Jak podkreślił wtedy wiceminister w TOK FM, resort skorzystał z przepisów, "które już funkcjonowały w polskim prawie, dotyczące walki z mafiami lekowymi - walki z tym, że leki, które w Polsce były znacznie tańsze, niż np. w Niemczech, po prostu z Polski wyjeżdżały". "Ktoś je wywoził z Polski dla zysku, co skutkowało brakiem tych leków dla Polaków" - dodał Cieszyński.
Ocenił jednocześnie, że ta sprawa była dużym problemem, ale dzięki wprowadzeniu surowych sankcji, ten proceder właściwie się zatrzymał. "Teraz obejmujemy tym samym mechanizmem też te środki, które mogą się przydać w walce z koronawirusem" - wyjaśnił.
Wiceszef MZ podkreślił, że nie chodzi o ilości stosowane na prywatny użytek. "Mówimy o profesjonalnym handlu" - zaznaczył.
W ubiegłym roku weszły w życie znowelizowane przepisy prawa farmaceutycznego, których celem było przeciwdziałanie nielegalnemu wywozowi leków za granicę. Przewidywały one m.in. wprowadzenie zakazu zaopatrywania się przez hurtownie farmaceutyczne w produkty lecznicze od podmiotów prowadzących obrót detaliczny. Przed zmianą przepisów prawo farmaceutyczne określało jedynie katalog podmiotów, u których hurtownia farmaceutyczna może zaopatrywać się w produkty lecznicze. Nie przewidywało ono zatem wprost zakazu zaopatrywania się w produkty lecznicze u podmiotów detalicznych.

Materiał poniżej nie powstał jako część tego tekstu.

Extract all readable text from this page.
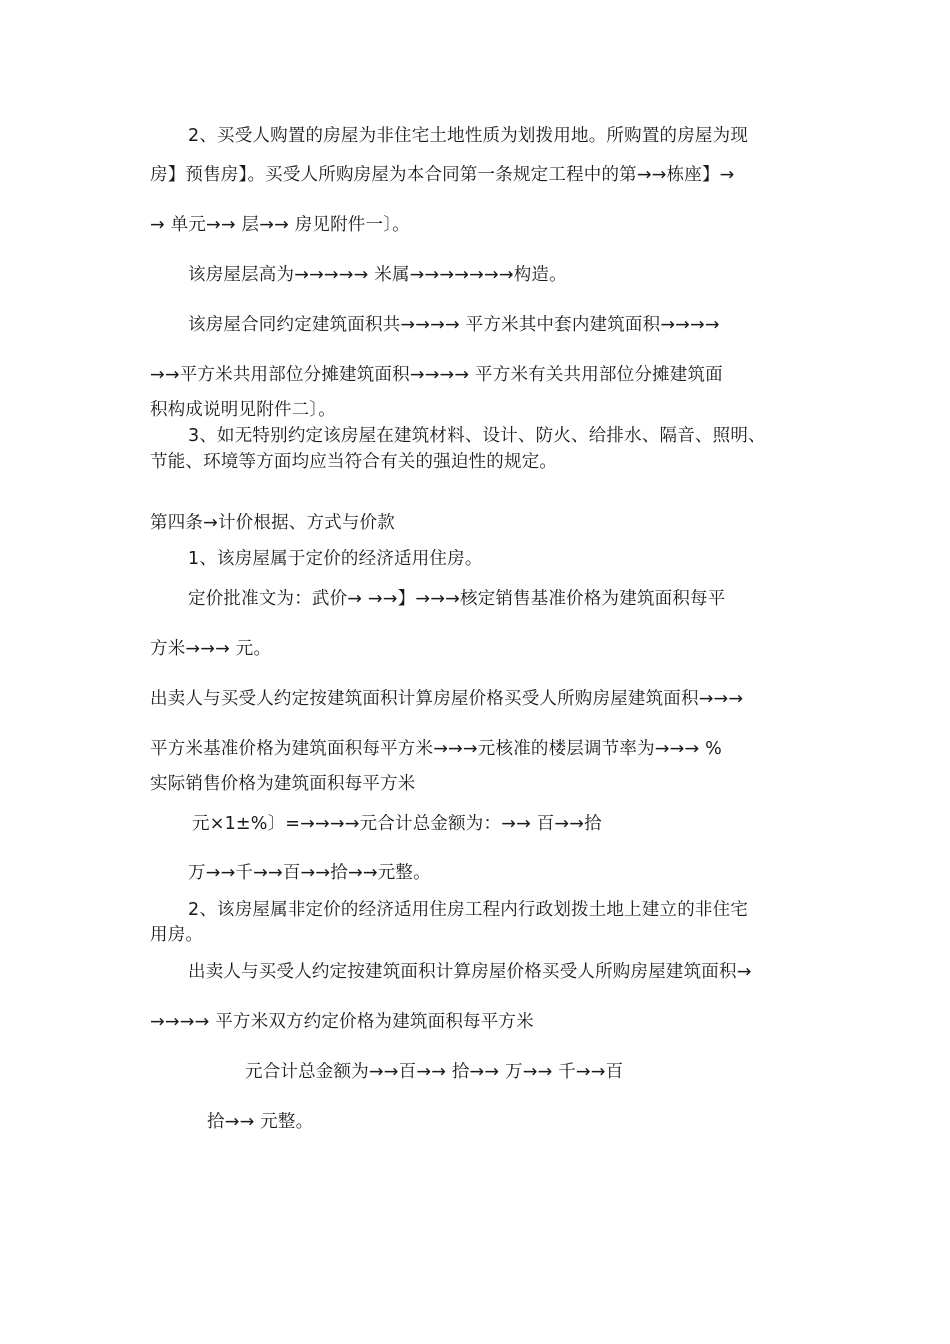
2、买受人购置的房屋为非住宅土地性质为划拨用地。所购置的房屋为现
房】预售房】。买受人所购房屋为本合同第一条规定工程中的第→→栋座】→
→ 单元→→ 层→→ 房见附件一〕。
该房屋层高为→→→→→ 米属→→→→→→→构造。
该房屋合同约定建筑面积共→→→→ 平方米其中套内建筑面积→→→→
→→平方米共用部位分摊建筑面积→→→→ 平方米有关共用部位分摊建筑面
积构成说明见附件二〕。
3、如无特别约定该房屋在建筑材料、设计、防火、给排水、隔音、照明、
节能、环境等方面均应当符合有关的强迫性的规定。
第四条→计价根据、方式与价款
1、该房屋属于定价的经济适用住房。
定价批准文为：武价→ →→】→→→核定销售基准价格为建筑面积每平
方米→→→ 元。
出卖人与买受人约定按建筑面积计算房屋价格买受人所购房屋建筑面积→→→
平方米基准价格为建筑面积每平方米→→→元核准的楼层调节率为→→→ %
实际销售价格为建筑面积每平方米
元×1±%〕=→→→→元合计总金额为：→→ 百→→拾
万→→千→→百→→拾→→元整。
2、该房屋属非定价的经济适用住房工程内行政划拨土地上建立的非住宅
用房。
出卖人与买受人约定按建筑面积计算房屋价格买受人所购房屋建筑面积→
→→→→ 平方米双方约定价格为建筑面积每平方米
元合计总金额为→→百→→ 拾→→ 万→→ 千→→百
拾→→ 元整。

Wprowadzone zostały również m.in. kary finansowe za nabycie produktów leczniczych niezgodnie z ich ustawowym przeznaczeniem, a także usprawniono przeprowadzanie inspekcji lub kontroli działalności gospodarczej, polegającej na dystrybucji produktów leczniczych.
Nowelizacja prawa farmaceutycznego daje też szybszą niż 30 dni możliwość wydania zgody na eksport.